I have no regrets, except that the first baby was lost. I don’t care that I didn’t deliver them naturally. Labor and delivery is only but a moment in the lifetime you share with your child. The most important thing is to get them out the safest way possible.


#7

Two things from my experience last year:

  1. The same questions every time (do you have swelling, morning sickness, etc.) are protocol. Don’t get upset about those and most of all, don’t take them personally.
  2. If you’re seeing an MFM and an OB (or even just the former) that you are happy with and confident in, you don’t really need an endo as well. I can tell you that where I live (not a very large town) there is no endocrinologist whose professional insurance allows them to see women with T1D while they are pregnant. It’s idiotic, I know, but the point is myself and all the other T1D ladies who decide to become mothers do without an endo. In my case I only saw the MFM clinic and did fine. The monitoring is so close and the appointments so frequent that it was actually a relief to not have to do even more.

ETA: Oh, and I gave unmedicated vaginal birth, as was my goal, although I ended up being induced because I was 5 days past my EDD and the doctors (and my husband) were freaking out. In the end, I conceded for my husband’s peace of mind only, because I love the man, we are in this together and I understood that it’s psychologically more challenging for him not having any control in the whole deal. I ended up in 3-day-long labor with the induction meds stopped and restarted (they weren’t working right obviously), but other than that stuck to my original plan for no pain meds and vaginal delivery. Neither baby nor I had any issues, so thankfully I was lucky enough to do that.
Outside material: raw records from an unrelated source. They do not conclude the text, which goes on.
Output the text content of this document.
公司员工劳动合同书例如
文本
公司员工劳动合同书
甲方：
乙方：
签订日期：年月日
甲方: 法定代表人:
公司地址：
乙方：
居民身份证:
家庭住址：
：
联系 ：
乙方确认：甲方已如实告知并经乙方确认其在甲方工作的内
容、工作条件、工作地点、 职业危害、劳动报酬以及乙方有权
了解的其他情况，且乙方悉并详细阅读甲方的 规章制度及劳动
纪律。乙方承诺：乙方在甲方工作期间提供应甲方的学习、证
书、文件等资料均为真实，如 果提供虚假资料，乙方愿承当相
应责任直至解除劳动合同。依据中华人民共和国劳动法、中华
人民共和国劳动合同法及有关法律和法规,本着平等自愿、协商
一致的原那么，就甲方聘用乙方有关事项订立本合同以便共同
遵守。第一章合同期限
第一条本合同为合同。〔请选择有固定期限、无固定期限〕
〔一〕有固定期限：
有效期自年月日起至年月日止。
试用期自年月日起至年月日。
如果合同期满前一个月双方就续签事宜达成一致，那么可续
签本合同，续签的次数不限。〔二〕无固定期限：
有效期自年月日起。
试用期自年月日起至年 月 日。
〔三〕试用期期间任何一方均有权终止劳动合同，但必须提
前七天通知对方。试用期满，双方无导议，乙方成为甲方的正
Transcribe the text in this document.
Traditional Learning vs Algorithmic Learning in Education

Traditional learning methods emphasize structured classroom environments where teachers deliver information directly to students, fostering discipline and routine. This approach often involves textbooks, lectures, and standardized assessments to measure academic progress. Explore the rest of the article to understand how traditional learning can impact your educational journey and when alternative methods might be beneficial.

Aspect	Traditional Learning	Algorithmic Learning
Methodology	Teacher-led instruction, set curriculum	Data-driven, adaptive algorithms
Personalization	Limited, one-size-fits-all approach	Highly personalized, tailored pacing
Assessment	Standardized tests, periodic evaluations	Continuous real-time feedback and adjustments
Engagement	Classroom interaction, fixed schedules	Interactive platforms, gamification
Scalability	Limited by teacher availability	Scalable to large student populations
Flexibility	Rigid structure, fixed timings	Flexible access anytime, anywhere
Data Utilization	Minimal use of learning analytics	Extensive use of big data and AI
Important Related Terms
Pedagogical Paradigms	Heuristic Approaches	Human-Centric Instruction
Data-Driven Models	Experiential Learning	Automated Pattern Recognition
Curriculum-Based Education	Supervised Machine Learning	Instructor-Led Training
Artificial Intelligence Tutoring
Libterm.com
I did have to remind everybody at every appointment during pregnancy that this was the plan, barring any worsening BG or other results from the monitoring. My BG remained in the low 5s and high 4s and all other indicators were great as well. I wish you the same, minus the induction. :slight_smile:


#8

I had T2 with the complication of having a single kidney going into my second pregnancy in 2011 and knew insulin would be needed to manage through it. I had a high risk OB who was fantastic and immediately placed me on insulin when I transferred into his practice at 16 weeks. I did not have an endocrinologist.

Second trimester I saw him every two weeks like clockwork. I emailed him my blood sugar readings every Thursday afternoon and he’d adjust the insulin dosage if needed. Months 7 & 8 I went weekly and the final month I went 2x per week with weekly ultrasounds in the same office. I did work throughout the pregnancy and thankfully I always had the first appointment of the day. My A1Cs were consistently at or below 5.5.

I was induced at 40 weeks, 2 days and had a normal delivery with no complications the following day. My daughter was a healthy 7 lbs, 2 oz and spent 12 hours in the NICU as a precaution only.

Don’t be afraid to push back against your care team. You are your own best advocate.


#9

Thanks all, I appreciate each of your responses! I think it will be better to go back to endo1. She is with a major hospital and it was just less frustrating (vitals and questions once, better communication between providers). A lot of my frustration with endo2 had to do with those issues, so hopefully that will be better!